Gustavo Felicíssimo é poeta e ensaísta, natural de Marília, SP, e radicado na Bahia desde 1993. Fundou, juntamente com outros escritores, o tablóide literário SOPA, em Salvador, do qual foi seu editor. Foi Diretor de Projetos da Fundação Cultural de Ilhéus entre os anos de 2009 e 2011.
Recebeu diversos prêmios literários, entre eles destacam-se: Bahia de todas as letras (BA), Yoshio Takemoto (SP), Patativa do Assaré de Literatura de Cordel (Ministério da Cultura), Maximiliano Campos de contos (PE).
Embora possua vasta produção, publicou apenas dois livros com poemas seus, ambos de haikais e formas congêneres originárias do Japão. São eles: “Silêncios” e “Outros Silêncios”. Atua também na editora Mondrongo, que vem movimentando o cenário da literatura no sul da Bahia.
Nesta entrevista, ele fala sobre aspectos diversos de sua vida como poeta e outras atividades que desenvolveu e vem desenvolvendo.
O que busca o escritor Gustavo Felicíssimo?
Tenho mais dúvidas que certezas sobre essa questão. Entretanto, meu sentimento mais sincero diz que minha busca, em um sentido maior e mais profundo, está circunscrita à superação. Anseio por superar-me sempre, sobretudo como ser humano, e finalmente como escritor.
Você transita entre diversos gêneros literários, como o conto e a crônica, a poesia e o cordel, mas tem dedicado especial atenção aos haikais. Como surgiu seu interesse por eles?

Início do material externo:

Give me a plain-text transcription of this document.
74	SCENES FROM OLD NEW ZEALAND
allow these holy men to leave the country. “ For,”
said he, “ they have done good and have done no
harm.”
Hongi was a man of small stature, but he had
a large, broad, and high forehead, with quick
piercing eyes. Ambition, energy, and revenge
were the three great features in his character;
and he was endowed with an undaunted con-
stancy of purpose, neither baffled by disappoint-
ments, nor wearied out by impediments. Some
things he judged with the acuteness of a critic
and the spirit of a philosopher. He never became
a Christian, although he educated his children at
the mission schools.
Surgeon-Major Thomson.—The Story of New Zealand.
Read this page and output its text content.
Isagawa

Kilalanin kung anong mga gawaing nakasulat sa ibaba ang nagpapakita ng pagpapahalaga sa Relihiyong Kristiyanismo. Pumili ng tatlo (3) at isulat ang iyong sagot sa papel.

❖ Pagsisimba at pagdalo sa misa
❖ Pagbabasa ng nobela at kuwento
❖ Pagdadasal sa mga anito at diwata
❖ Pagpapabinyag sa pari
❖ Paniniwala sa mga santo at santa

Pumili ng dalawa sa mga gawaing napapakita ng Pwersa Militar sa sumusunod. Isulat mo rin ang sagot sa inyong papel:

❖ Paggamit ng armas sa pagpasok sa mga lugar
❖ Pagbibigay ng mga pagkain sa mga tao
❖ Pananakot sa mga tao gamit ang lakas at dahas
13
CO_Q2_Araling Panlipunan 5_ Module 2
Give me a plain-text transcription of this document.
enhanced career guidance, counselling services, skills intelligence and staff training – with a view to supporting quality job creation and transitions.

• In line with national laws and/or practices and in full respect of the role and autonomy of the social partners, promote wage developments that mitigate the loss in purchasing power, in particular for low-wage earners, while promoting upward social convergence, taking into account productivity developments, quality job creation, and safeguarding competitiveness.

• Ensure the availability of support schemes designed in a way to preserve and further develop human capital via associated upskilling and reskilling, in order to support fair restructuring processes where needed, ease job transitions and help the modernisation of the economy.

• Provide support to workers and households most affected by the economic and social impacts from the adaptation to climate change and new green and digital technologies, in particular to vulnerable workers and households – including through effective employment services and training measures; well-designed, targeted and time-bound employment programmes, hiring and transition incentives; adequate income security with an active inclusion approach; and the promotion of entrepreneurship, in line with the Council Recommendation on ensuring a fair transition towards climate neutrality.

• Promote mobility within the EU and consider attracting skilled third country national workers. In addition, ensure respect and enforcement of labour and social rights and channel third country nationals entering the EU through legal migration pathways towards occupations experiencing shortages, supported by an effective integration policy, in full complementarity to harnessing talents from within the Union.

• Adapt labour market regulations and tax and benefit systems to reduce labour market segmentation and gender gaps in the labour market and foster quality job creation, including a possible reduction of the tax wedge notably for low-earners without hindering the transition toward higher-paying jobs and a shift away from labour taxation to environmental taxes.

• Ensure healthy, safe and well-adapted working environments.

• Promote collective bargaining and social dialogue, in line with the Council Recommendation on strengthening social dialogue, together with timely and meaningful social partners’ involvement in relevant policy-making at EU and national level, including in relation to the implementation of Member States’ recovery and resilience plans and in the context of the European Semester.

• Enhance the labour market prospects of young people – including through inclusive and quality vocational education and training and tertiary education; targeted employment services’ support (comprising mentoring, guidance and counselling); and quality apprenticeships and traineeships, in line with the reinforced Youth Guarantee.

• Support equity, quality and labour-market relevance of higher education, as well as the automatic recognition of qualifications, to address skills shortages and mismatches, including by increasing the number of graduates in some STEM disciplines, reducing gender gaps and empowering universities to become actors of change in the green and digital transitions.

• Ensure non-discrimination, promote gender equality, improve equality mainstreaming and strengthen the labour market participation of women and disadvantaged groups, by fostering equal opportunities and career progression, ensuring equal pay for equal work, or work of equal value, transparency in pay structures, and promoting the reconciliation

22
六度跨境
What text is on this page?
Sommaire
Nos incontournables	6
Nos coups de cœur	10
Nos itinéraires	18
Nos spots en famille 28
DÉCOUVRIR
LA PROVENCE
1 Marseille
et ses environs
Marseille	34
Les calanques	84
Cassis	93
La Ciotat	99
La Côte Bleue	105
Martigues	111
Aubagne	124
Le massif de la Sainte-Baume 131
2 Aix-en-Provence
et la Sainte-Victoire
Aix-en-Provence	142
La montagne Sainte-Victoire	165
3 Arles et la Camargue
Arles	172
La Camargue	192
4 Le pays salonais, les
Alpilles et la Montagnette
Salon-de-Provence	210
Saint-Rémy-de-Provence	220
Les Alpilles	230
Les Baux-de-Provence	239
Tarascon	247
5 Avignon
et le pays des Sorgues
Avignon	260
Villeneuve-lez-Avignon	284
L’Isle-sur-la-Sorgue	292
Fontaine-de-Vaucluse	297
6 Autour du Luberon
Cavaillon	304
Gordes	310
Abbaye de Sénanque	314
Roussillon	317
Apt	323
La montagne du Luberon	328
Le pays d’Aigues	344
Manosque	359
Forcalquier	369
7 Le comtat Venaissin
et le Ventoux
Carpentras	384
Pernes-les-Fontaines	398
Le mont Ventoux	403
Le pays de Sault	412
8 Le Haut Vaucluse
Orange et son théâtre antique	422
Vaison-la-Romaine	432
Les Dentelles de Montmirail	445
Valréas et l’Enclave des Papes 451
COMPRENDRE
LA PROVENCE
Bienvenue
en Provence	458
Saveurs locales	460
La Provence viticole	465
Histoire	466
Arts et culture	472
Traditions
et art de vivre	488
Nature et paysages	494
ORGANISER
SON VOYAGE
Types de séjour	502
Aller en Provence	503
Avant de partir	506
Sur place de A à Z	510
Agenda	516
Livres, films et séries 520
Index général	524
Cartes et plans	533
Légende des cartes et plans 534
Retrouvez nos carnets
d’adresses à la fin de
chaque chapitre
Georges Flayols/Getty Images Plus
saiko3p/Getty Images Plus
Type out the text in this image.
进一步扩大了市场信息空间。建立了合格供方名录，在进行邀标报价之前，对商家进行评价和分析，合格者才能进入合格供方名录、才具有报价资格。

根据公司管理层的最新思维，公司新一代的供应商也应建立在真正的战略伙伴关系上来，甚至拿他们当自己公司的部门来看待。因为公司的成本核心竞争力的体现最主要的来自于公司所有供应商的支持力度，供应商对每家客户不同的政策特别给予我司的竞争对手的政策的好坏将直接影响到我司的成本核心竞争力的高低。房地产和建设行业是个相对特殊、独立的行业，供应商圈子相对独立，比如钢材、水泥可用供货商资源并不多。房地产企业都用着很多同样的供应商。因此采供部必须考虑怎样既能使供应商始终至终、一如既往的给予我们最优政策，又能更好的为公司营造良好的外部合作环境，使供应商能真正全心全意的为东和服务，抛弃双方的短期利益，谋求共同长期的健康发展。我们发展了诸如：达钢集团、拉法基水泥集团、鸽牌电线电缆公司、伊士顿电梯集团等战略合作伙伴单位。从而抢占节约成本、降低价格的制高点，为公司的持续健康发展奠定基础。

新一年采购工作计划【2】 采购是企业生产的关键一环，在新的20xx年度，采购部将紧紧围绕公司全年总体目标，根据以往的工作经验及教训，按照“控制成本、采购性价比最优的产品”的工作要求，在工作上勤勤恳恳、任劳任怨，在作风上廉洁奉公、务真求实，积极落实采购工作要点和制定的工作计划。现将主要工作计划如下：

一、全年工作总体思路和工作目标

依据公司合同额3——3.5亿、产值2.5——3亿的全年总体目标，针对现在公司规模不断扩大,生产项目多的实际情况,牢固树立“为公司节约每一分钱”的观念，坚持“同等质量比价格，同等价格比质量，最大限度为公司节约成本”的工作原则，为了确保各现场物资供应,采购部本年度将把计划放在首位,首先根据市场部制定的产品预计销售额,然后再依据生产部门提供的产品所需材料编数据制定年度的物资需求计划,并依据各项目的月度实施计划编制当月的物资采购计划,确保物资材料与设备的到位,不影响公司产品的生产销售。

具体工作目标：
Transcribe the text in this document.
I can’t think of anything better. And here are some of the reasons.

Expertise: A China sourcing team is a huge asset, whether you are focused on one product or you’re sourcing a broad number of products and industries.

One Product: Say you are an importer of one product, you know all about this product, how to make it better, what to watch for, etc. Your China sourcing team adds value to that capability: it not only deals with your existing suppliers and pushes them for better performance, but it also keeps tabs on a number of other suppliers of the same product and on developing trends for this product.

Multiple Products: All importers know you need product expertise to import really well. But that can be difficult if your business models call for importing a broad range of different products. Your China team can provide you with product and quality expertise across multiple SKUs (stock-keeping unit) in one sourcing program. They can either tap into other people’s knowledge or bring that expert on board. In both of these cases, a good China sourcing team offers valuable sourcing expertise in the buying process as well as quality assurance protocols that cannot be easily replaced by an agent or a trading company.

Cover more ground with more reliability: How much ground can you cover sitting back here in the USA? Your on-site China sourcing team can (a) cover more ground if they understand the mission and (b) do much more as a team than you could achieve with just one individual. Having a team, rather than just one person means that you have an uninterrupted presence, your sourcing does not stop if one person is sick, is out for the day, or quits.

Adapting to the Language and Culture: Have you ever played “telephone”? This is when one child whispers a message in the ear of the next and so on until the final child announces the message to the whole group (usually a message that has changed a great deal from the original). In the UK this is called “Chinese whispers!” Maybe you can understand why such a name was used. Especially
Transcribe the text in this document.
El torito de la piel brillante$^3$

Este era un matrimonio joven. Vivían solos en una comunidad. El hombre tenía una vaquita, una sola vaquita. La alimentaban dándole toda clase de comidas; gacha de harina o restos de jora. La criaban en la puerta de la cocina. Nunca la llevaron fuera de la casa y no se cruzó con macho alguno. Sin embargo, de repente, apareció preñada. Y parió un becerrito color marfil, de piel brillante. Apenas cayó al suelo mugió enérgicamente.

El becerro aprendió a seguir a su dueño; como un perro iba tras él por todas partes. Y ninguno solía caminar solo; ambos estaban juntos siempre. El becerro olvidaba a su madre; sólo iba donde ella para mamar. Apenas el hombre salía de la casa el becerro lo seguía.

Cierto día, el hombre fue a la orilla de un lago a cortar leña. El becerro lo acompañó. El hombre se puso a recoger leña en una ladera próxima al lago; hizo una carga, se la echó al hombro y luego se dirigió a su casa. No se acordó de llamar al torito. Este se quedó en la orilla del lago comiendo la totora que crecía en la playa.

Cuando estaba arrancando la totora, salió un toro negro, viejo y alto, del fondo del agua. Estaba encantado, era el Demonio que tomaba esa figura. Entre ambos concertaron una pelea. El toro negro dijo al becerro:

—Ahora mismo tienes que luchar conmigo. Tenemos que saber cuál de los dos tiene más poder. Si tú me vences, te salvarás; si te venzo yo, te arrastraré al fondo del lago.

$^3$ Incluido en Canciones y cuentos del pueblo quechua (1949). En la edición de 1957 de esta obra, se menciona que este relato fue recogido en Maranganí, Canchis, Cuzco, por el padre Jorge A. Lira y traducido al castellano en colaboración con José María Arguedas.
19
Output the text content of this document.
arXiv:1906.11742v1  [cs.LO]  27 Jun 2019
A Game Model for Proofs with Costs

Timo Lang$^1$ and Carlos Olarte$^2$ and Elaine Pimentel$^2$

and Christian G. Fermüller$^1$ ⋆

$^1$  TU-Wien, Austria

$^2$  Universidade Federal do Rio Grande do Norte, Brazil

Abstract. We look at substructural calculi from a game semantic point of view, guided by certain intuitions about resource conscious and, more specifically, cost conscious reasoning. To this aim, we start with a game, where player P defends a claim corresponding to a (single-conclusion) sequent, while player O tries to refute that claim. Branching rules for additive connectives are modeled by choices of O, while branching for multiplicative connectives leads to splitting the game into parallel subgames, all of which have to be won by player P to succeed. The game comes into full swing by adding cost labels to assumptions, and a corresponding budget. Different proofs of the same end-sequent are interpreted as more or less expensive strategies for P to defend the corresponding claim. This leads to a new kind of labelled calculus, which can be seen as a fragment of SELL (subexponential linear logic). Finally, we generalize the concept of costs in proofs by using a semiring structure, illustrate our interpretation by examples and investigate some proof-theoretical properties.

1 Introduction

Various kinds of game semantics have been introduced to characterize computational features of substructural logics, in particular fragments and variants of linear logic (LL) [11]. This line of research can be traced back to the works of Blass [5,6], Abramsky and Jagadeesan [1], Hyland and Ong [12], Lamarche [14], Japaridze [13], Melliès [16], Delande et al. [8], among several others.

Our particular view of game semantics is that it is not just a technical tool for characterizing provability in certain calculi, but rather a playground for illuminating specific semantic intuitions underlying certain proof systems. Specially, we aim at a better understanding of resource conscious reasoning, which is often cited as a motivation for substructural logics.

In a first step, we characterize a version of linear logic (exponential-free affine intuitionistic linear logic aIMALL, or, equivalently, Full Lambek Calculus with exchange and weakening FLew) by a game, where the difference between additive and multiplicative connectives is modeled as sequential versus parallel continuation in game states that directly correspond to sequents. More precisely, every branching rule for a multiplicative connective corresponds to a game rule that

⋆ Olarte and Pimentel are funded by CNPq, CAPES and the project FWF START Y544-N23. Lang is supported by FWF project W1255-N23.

O haikai é uma paixão antiga. Trata-se de uma forma literária oriunda do Japão, cujo precursor no Brasil é o baiano Afrânio Peixoto. Meu interesse surgiu quando conheci a obra de Abel Pereira, haikaísta ilheense, fundador e primeiro presidente da Academia de Letras de Ilhéus. Sua obra é um monumento do haikai brasileiro. Em princípio chamou-me a atenção a sua brevidade. São apenas três versos e um universo de possibilidades. Depois, conforme me aprofundei nos estudos, percebi como seria difícil fazer haikais, pois é uma forma literária que está por demais ligada ao modo de ser e da filosofia dos povos orientais. Isso me deu a exata noção de que eu só poderia fazer um haikai à minha maneira, algo que refletisse a minha visão de mundo e, digamos, meu modo particular de perceber a natureza física e a natureza humana. Daí que todo haikai que concebo é motivado por algo vivido por mim. Qualquer aspecto da natureza que me chame a atenção pode virar um haikai, como esse:
do rio à montanha
serpenteia uma estradinha –
solitário esplendor
No mais é o seguinte: tenho dois livros de poesia publicados, “Silêncios” e “Outros Silêncios”, nos quais exploro formas congêneres da poesia japonesa. Daí a falsa impressão de que tenho me dedicado mais ao haikai que a outras formas literárias. Quem visitar o Sopa de Poesia (http://www.sopadepoesia.blogspot.com/) perceberá o quanto minha produção é plural, pois o espírito criativo não nos dá a condição de nos dedicarmos mais a essa que àquela configuração.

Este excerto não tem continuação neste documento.